Essentially, every human being has to face his fate and consequently his sorrow, too, by himself, and all by himself he has to see that he conquers it. How he does it belongs to Eternity, and it is put on record where no mortal creature will ever get to see it. If we, by ourselves, within our deepest solitude, are prepared for that inner struggle with our grief, which the world may not even know of, we shall also prove to be prepared as members of the community. Every victory secretly gained, by a chronic invalid, for instance, or by a young man or woman who says "yes" to what is true, and "no" to what seems fine but isn't; whenever a false illusion is courageously set aside; or an injured person forgives the one who hurt him; or where a silent sacrifice is made . . . also in case of failure where bravely and humbly a new beginning was made — whoever accomplishes one of these great deeds does not only reap the fruits of inner growth and peace for himself alone, but the outcome will include an invaluable gain for the community of human beings to which he belongs. In each case power is generated to strengthen the invisible forces which make this world go on and which determine its worth.

Although the true sense of life lies far above our comprehension, I feel in all this the divine love which helps those who are so sorely tried through the curriculum of life giving them as it were augmented tasks, because they are equal to it. And in the process they accumulate a great amount of understanding for others to whom they can be of great help.

That is how a large "stock" of spiritual energy is stored, a treasure, a capital, a guarantee for survival in difficult times. It also teaches us to distinguish between what has little and what has much value. These are the highest goods.

Whenever it is the question to be or not to be, let us hope that this reserve will be large enough. For even if everything may have fallen to pieces, there would still be enough energy left to start building a new world.

Things must be seen in the light of Eternity, that is to say: here and now in that great Flood-light, whose radiation is bright, as well as mild. It could also be defined as the light of reality, the light of truth.

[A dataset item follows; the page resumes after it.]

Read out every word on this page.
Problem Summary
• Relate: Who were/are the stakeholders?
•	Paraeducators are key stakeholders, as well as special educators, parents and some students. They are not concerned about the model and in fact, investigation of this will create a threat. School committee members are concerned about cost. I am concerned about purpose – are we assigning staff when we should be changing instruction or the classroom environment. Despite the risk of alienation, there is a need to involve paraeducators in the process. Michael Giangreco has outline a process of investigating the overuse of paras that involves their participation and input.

We don't have to fear the truth, for it broadens the horizon, and that always brings relief. The ability to distinguish even the worst and the saddest realities will serve to help us on our road to a solution of the misery. It leads to a wider view and that in itself is the first step along that road.

It is encouraging to see that, generally speaking, the young men and women of our time are extremely realistic in their outlook, they concentrate on reality; they are critical, that means they want to analyze and understand everything; and finally they know how to tackle things.

All this helps you to gain a better perspective of the routine-pattern of your thoughts and acts, and above all things to look at yourself most critically! To ask yourself: Am I wide awake? And especially: is my conscience awake? Do I perhaps confuse the illusions of what I want for myself with the ideals I have for society? How afraid am I to stand in the full, in the brightest light of truth? I with my whole spiritual luggage, carrying within it the complete tragedy of all my missed chances. Shall I ever have to depart from this world, leaving behind the insolvent estate of all my spiritual values? Or, although I don't deserve it, shall I perhaps get one more chance of escape, be it by the narrowest path?

These things are so personal that I cannot do more than indicate them. Neither can I go into the meaning of life, nor its purpose, for these things pass all human comprehension.

I have known people who sought for the meaning of life with a microscope, and others who did the same with a telescope. They went in opposite directions and undoubtedly they were enriched with the staggering discoveries they must have made in both directions, but they did not find what they were looking for. If ever they meet again, I hope for them, that they will still have their sense of humor.

But I know for certain that we can rely on this: that all life is stronger than all death.

And in the end, all Life is Love.

Love between man and woman perpetually rejuvenates mankind.

Brotherly love preserves the earth.

Divine love leads mankind to its higher goal, and rules the universe.